In a similar way, my collection is nowhere near the size of some people’s we’ve met along our journey (Linda Peterson comes to mind!) but I’ve strived for diversity among the different styles/expressions of malts.  As we all know sometimes, the most difficult question to answer is “what am I feeling like tonight?”  Sometimes you want sherry, sometimes you want spice, and sometimes you want smoke.  With regard to investment bottles, my current philosophy is my collection is primarily for consumption not investment.  Will it stay that way?  Time will tell.

LP: Thanks for the mention here, George! Collecting for me is a very (no pun intended) fluid adventure. Some whiskies are simply to irresistible to hold unopened for long.

  1. Do you follow any specific authors, bloggers, tweeters, etc?  Who and why?

We found out how quickly you can connect with like-minded whisky enthusiasts across the world on Twitter!  We follow several members of the #whiskyfabric on Twitter and have had the pleasure of meeting many of these folks for a dram.  We are big fans of Ralfy (YouTube).  WhiskyFun.com, TheWhiskyLassie.blogspot.com, TheWhiskyLady.net and Dramming.com are interesting blogs.  We follow distilleries on social media and sign up for their newsletters to stay on top of the latest news/products.  We like Whisky Advocate & Whisky MagazineMaltMadness.com and WhiskyBase.com are also great resources.

  1. What have you learned about the world of whisky that has surprised you?

Darren –

It is surprising to me that single malt scotch is still very much a niche spirits product.  The endless variety of whisky tasting profiles from all over the world still amazes me.  The generosity of the whisky community is always a pleasant surprise!

George –

I’m still completely floored at how social media has made the world so much smaller and allows for the ease of interactions and even friendships to be made with other industry folks and enthusiasts both in the US and internationally.  1,400+ followers on Twitter and a couple of articles written about us?  Yeah, I would call that a surprise…

  1. Can you name a whisky that was a real disappointment when you tasted it?  Why?

Darren –

I was fortunate to attend a unique AncNoc tasting and sampled an old 1975 distilled – 39 year old bottle.  I was excited to try it but it fell flat for me – the tannins overpowered the malt a bit.  Their 22 year old offering was much better to me.

George –

One of my interests has been trying single malts from places other than Scotland.  Most of those experiences have been outstanding like with Stranahans (US), Amrut (India), Knappogue Castle (Irish), or virtually any of the Japanese malts.  However, one that I tried about 6 months back was Hudson’s Single Malt, which is also from the US, and I just could not develop a taste for it.  I am sure youth had a lot to do with it (the malt’s not mine) but I was sure glad I only bought a 375 ml bottle.

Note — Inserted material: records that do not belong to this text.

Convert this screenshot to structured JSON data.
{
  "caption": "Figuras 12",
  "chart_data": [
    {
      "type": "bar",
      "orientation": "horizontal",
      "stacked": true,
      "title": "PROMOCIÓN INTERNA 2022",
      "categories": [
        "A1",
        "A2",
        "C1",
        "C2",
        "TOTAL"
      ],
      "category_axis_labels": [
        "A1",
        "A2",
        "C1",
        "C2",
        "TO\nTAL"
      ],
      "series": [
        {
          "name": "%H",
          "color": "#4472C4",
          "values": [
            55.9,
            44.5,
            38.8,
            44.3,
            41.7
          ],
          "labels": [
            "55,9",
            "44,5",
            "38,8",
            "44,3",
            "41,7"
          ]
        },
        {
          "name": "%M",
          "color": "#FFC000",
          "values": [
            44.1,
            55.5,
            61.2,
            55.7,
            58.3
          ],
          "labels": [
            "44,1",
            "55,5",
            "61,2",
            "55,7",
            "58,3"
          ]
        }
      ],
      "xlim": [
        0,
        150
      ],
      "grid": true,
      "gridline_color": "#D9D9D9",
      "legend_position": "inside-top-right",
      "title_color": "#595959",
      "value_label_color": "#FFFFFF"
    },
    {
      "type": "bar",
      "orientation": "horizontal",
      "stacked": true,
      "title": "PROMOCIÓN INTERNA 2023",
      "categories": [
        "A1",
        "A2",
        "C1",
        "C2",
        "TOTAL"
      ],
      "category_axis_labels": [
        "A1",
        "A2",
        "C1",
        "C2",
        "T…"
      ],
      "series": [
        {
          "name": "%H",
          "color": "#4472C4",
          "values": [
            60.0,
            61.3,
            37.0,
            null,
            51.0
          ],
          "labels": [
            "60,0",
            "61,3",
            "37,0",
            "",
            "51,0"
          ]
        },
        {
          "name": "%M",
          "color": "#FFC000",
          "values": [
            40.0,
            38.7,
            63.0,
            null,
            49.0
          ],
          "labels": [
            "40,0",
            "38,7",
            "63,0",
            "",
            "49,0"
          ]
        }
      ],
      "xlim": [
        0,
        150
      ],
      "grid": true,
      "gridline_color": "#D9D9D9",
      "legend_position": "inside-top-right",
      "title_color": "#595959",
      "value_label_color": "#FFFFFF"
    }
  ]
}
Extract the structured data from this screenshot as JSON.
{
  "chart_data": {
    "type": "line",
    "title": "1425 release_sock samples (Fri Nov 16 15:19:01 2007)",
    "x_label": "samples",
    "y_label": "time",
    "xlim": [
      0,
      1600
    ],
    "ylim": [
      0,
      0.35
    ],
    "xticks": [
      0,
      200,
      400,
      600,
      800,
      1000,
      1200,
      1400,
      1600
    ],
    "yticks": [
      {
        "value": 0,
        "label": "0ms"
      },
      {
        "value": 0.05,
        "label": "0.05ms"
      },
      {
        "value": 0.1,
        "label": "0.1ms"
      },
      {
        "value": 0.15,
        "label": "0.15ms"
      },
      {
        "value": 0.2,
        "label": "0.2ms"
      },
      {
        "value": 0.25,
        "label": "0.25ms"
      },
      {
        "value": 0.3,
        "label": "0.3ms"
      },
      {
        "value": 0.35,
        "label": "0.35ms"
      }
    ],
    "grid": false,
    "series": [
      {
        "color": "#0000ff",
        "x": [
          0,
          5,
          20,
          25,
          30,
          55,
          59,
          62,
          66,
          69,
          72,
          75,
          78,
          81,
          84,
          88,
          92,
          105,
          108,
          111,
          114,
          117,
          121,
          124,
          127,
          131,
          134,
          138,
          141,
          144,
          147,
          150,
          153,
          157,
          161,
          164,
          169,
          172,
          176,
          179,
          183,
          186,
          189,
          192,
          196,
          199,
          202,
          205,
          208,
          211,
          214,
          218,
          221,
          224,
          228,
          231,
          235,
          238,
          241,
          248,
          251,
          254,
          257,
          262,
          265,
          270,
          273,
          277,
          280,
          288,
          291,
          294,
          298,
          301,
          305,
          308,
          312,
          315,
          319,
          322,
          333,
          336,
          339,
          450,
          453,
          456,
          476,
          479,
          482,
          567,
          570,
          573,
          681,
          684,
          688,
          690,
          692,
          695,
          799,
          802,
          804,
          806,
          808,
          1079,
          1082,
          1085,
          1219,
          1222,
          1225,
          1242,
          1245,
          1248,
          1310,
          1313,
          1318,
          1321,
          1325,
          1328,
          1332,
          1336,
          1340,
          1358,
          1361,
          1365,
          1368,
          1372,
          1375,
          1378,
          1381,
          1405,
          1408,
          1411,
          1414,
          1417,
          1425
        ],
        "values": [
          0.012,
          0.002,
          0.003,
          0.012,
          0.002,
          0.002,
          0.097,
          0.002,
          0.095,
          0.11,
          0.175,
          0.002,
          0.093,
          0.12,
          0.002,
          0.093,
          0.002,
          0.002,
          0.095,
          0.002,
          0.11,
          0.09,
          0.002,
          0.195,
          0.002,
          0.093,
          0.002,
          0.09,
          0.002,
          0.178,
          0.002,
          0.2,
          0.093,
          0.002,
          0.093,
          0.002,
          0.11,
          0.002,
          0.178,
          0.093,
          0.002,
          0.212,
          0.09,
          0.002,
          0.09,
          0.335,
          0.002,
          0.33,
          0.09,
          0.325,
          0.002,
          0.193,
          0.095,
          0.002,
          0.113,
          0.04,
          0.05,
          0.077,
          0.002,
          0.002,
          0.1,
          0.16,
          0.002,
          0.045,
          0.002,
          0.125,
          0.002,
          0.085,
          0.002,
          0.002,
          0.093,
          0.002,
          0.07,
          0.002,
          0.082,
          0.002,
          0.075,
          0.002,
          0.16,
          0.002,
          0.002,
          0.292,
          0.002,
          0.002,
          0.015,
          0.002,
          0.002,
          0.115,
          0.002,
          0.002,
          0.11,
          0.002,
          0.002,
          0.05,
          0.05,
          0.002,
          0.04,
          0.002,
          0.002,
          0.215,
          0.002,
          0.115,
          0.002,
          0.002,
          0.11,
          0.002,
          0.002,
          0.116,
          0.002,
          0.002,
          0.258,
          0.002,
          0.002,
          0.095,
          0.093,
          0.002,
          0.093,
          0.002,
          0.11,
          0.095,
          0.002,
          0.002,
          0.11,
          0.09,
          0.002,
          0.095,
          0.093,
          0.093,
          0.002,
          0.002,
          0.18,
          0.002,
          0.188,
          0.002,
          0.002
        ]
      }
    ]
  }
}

  1. And finally the must ask question, what are your three favorite whiskies and why?

Darren –

#1 – Highland Park 18 year old – first dram I tried while in Scotland as a whisky newbie; my desert island choice

#2 – Balblair 1975 – first time I tried this at an event, it was love at first sip.

#3 – Speyburn 25 year old – the first whisky I tried with a ‘zing’ to it and a LONG finish.  Highly complex dram

George –

#1 – Balblair 1990 vintage (23 years old) This would be my desert island bottle.  Wonderful from start to finish and has such a full-bodied sherry experience.

#2 – Bruichladdich Black Art (23 years old) Shrouded in mystery and the recipe only known by the head distiller (since retired) Jim McEwan the quality is apparent the second you put it to your lips.

#3 – Laphroaig 18 year old – this product, at least for me, is my standard from which all other peated single malts are held.  I do hope they get back to making this version in the future.

Special thanks to my North Shore enthusiasts for taking the time to answer my questions thoughtfully and candidly. I truly look forward to enjoying more whisky together. I raise a glass!